A federal judge is expected to issue a decision soon that could reshape one of Silicon Valley’s most profitable arrangements: Google’s default search contracts. These deals generate over $26 billion annually, with Apple alone receiving $20 billion — nearly a quarter of Alphabet’s operating income.
The U.S. District Court already found Google held a monopoly in search and ads. Remedies are now being considered, with another trial over Google’s ad business beginning next month.
Apple’s Potential Hit
While Google risks losing predictability in its search traffic, analysts warn Apple could suffer a bigger financial blow. Jefferies projects Apple’s pre-tax profits could decline by up to 7% if exclusivity ends.
Apple executives have stressed that Google remains the superior search engine, with Eddy Cue testifying that even Microsoft offering Bing for free wouldn’t justify a switch. CEO Tim Cook has also praised Google’s results.
Economists point out that Google’s dominance is less about payments and more about user behavior.

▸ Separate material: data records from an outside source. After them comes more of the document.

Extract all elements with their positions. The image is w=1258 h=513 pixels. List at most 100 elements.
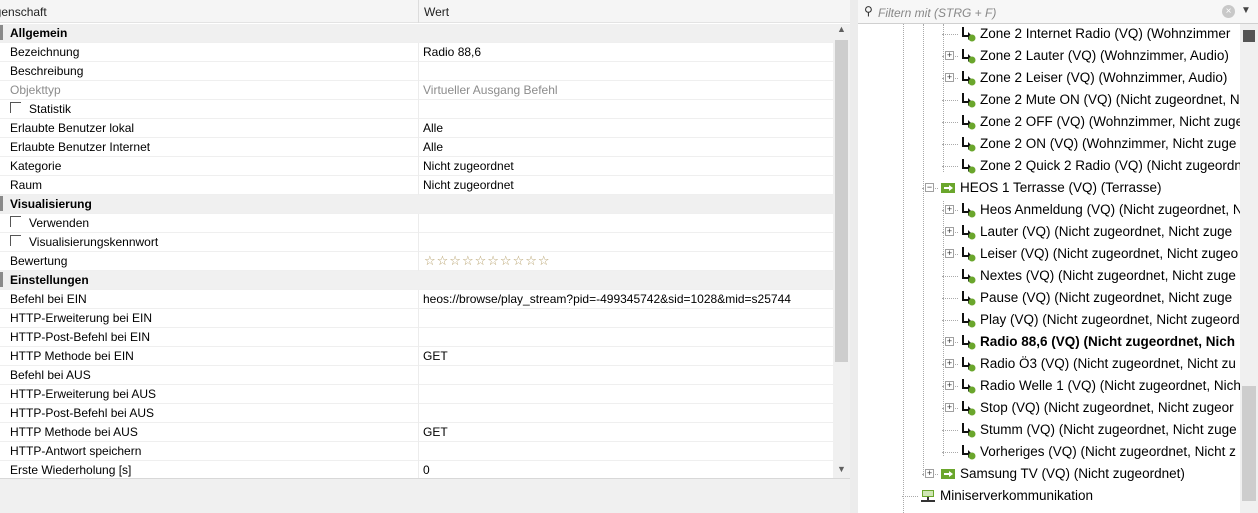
property-checkbox[interactable]	[10, 235, 21, 246]
output-command-icon	[960, 400, 976, 416]
tree-item[interactable]: Zone 2 OFF (VQ) (Wohnzimmer, Nicht zuge	[942, 111, 1240, 133]
tree-item[interactable]: Zone 2 Internet Radio (VQ) (Wohnzimmer	[942, 24, 1240, 45]
tree-item-selected[interactable]: + Radio 88,6 (VQ) (Nicht zugeordnet, Nich	[942, 331, 1240, 353]
tree-item[interactable]: + Samsung TV (VQ) (Nicht zugeordnet)	[922, 463, 1240, 485]
property-value[interactable]: Virtueller Ausgang Befehl	[423, 83, 558, 97]
tree-item[interactable]: + Leiser (VQ) (Nicht zugeordnet, Nicht zu…	[942, 243, 1240, 265]
property-row[interactable]: Objekttyp Virtueller Ausgang Befehl	[0, 81, 833, 100]
tree-item[interactable]: Nextes (VQ) (Nicht zugeordnet, Nicht zug…	[942, 265, 1240, 287]
rating-stars[interactable]: ☆☆☆☆☆☆☆☆☆☆	[424, 253, 551, 269]
property-value[interactable]: Radio 88,6	[423, 45, 481, 59]
property-row[interactable]: HTTP Methode bei EIN GET	[0, 347, 833, 366]
output-command-icon	[960, 444, 976, 460]
panel-splitter[interactable]	[850, 0, 858, 513]
column-divider	[418, 176, 419, 195]
category-row[interactable]: Einstellungen	[0, 271, 833, 290]
expand-icon[interactable]: +	[945, 249, 954, 258]
property-value[interactable]: Nicht zugeordnet	[423, 159, 514, 173]
category-row[interactable]: Allgemein	[0, 24, 833, 43]
property-row[interactable]: Beschreibung	[0, 62, 833, 81]
property-name: Befehl bei AUS	[10, 368, 91, 382]
column-divider	[418, 290, 419, 309]
expand-icon[interactable]: +	[945, 359, 954, 368]
collapse-all-icon[interactable]	[1243, 30, 1255, 42]
tree-item-label: Radio Ö3 (VQ) (Nicht zugeordnet, Nicht z…	[980, 356, 1236, 371]
property-row[interactable]: Statistik	[0, 100, 833, 119]
object-tree: Zone 2 Internet Radio (VQ) (Wohnzimmer + Z…	[858, 24, 1240, 513]
property-value[interactable]: Nicht zugeordnet	[423, 178, 514, 192]
tree-item[interactable]: Pause (VQ) (Nicht zugeordnet, Nicht zuge	[942, 287, 1240, 309]
property-row[interactable]: Raum Nicht zugeordnet	[0, 176, 833, 195]
expand-icon[interactable]: +	[945, 73, 954, 82]
scroll-up-arrow-icon[interactable]: ▲	[833, 24, 850, 38]
property-checkbox[interactable]	[10, 102, 21, 113]
expand-icon[interactable]: +	[945, 337, 954, 346]
property-row[interactable]: Erlaubte Benutzer Internet Alle	[0, 138, 833, 157]
property-value[interactable]: Alle	[423, 121, 443, 135]
property-row[interactable]: HTTP-Post-Befehl bei EIN	[0, 328, 833, 347]
property-checkbox[interactable]	[10, 216, 21, 227]
property-row[interactable]: Erlaubte Benutzer lokal Alle	[0, 119, 833, 138]
tree-item[interactable]: + Heos Anmeldung (VQ) (Nicht zugeordnet, …	[942, 199, 1240, 221]
tree-branch-line	[942, 166, 958, 167]
property-name: Raum	[10, 178, 43, 192]
property-row[interactable]: Befehl bei AUS	[0, 366, 833, 385]
property-value[interactable]: Alle	[423, 140, 443, 154]
property-row[interactable]: HTTP Methode bei AUS GET	[0, 423, 833, 442]
output-command-icon	[960, 48, 976, 64]
tree-item[interactable]: Miniserverkommunikation	[902, 485, 1240, 507]
tree-item-label: Heos Anmeldung (VQ) (Nicht zugeordnet, N	[980, 202, 1240, 217]
expand-icon[interactable]: +	[945, 51, 954, 60]
expand-icon[interactable]: +	[925, 469, 934, 478]
expand-icon[interactable]: +	[945, 227, 954, 236]
filter-input[interactable]	[876, 3, 1220, 22]
property-row[interactable]: Visualisierungskennwort	[0, 233, 833, 252]
expand-icon[interactable]: +	[945, 381, 954, 390]
tree-scroll-thumb[interactable]	[1242, 386, 1256, 501]
tree-item[interactable]: Zone 2 ON (VQ) (Wohnzimmer, Nicht zuge	[942, 133, 1240, 155]
collapse-icon[interactable]: −	[925, 183, 934, 192]
property-row[interactable]: Bewertung ☆☆☆☆☆☆☆☆☆☆	[0, 252, 833, 271]
header-divider[interactable]	[418, 0, 419, 23]
property-row[interactable]: HTTP-Post-Befehl bei AUS	[0, 404, 833, 423]
column-divider	[418, 461, 419, 478]
tree-item[interactable]: + Stop (VQ) (Nicht zugeordnet, Nicht zuge…	[942, 397, 1240, 419]
tree-item[interactable]: + Lauter (VQ) (Nicht zugeordnet, Nicht zu…	[942, 221, 1240, 243]
tree-item[interactable]: + Zone 2 Lauter (VQ) (Wohnzimmer, Audio)	[942, 45, 1240, 67]
property-row[interactable]: Erste Wiederholung [s] 0	[0, 461, 833, 478]
tree-item[interactable]: + Radio Ö3 (VQ) (Nicht zugeordnet, Nicht …	[942, 353, 1240, 375]
column-divider	[418, 309, 419, 328]
tree-scrollbar[interactable]	[1240, 24, 1258, 513]
filter-dropdown-icon[interactable]: ▼	[1241, 5, 1251, 16]
tree-item[interactable]: Stumm (VQ) (Nicht zugeordnet, Nicht zuge	[942, 419, 1240, 441]
tree-item[interactable]: − HEOS 1 Terrasse (VQ) (Terrasse)	[922, 177, 1240, 199]
header-property[interactable]: igenschaft	[0, 5, 47, 19]
tree-item[interactable]: Zone 2 Mute ON (VQ) (Nicht zugeordnet, N	[942, 89, 1240, 111]
tree-item[interactable]: + Radio Welle 1 (VQ) (Nicht zugeordnet, N…	[942, 375, 1240, 397]
property-row[interactable]: HTTP-Erweiterung bei EIN	[0, 309, 833, 328]
category-row[interactable]: Visualisierung	[0, 195, 833, 214]
property-row[interactable]: Bezeichnung Radio 88,6	[0, 43, 833, 62]
property-row[interactable]: Kategorie Nicht zugeordnet	[0, 157, 833, 176]
expand-icon[interactable]: +	[945, 403, 954, 412]
expand-icon[interactable]: +	[945, 205, 954, 214]
tree-item[interactable]: Vorheriges (VQ) (Nicht zugeordnet, Nicht…	[942, 441, 1240, 463]
clear-filter-icon[interactable]: ×	[1222, 5, 1235, 18]
property-row[interactable]: HTTP-Erweiterung bei AUS	[0, 385, 833, 404]
scroll-thumb[interactable]	[835, 40, 848, 362]
scroll-down-arrow-icon[interactable]: ▼	[833, 464, 850, 478]
column-divider	[418, 423, 419, 442]
property-value[interactable]: 0	[423, 463, 430, 477]
tree-item[interactable]: + Zone 2 Leiser (VQ) (Wohnzimmer, Audio)	[942, 67, 1240, 89]
tree-item[interactable]: Play (VQ) (Nicht zugeordnet, Nicht zugeo…	[942, 309, 1240, 331]
property-value[interactable]: heos://browse/play_stream?pid=-499345742…	[423, 292, 791, 306]
grid-scrollbar[interactable]: ▲ ▼	[833, 24, 850, 478]
property-value[interactable]: GET	[423, 349, 448, 363]
property-row[interactable]: Befehl bei EIN heos://browse/play_stream?…	[0, 290, 833, 309]
column-divider	[418, 100, 419, 119]
property-row[interactable]: HTTP-Antwort speichern	[0, 442, 833, 461]
tree-item[interactable]: Zone 2 Quick 2 Radio (VQ) (Nicht zugeord…	[942, 155, 1240, 177]
property-value[interactable]: GET	[423, 425, 448, 439]
header-value[interactable]: Wert	[424, 5, 449, 19]
property-row[interactable]: Verwenden	[0, 214, 833, 233]
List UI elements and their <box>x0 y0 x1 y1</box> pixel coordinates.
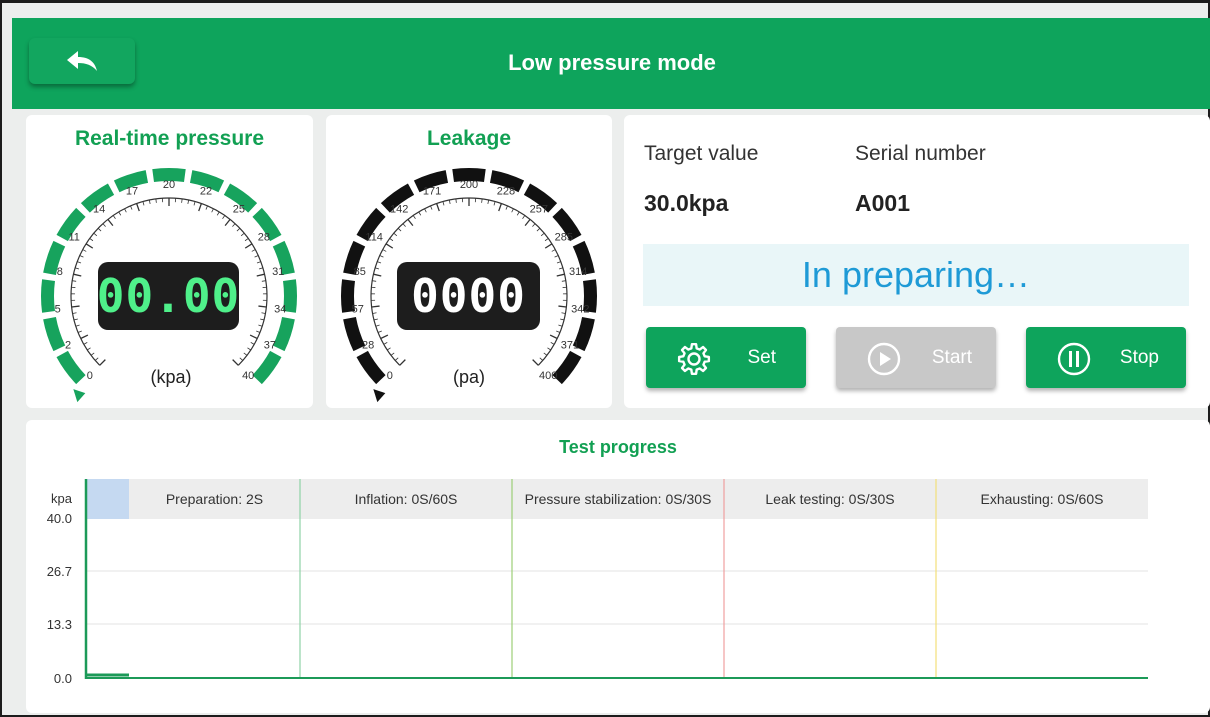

Even in Europe, where regulators forced users to pick search defaults, Google’s share stayed near 90%. Some describe this as a “natural monopoly,” where scale and quality reinforce each other.
Others argue that the payments act as “innovation insurance,” freezing the ecosystem and limiting rivals’ chances to grow. That’s why regulators see curbing exclusivity as vital to spurring competition.
Remedies and Risks
Possible remedies include banning exclusivity, shortening contracts, or even mandating search data-sharing. More extreme ideas, like forcing Google to divest Chrome, are seen by some experts as symbolic rather than effective.
The Department of Justice is also eyeing Google’s AI platform, Gemini, warning that search’s past playbook could repeat in the AI era. Regulators are weighing restrictions on exclusive AI distribution deals as well.
The decision could ripple far beyond search. Analysts note that if Google stops paying Apple $20 billion annually, it could redirect those funds into AI development, particularly Gemini, strengthening its long-term position.
Author’s Opinion
While the headlines focus on search contracts, the real battle is for AI dominance. Google’s deal with Apple may fade, but its investment in Gemini could matter more than default status bars on Safari. If courts push Google away from these payouts, the company will pour that cash into AI and cloud — areas that will define the next decade. In a way, regulators may unintentionally accelerate Google’s advantage in the very market they fear it will dominate next.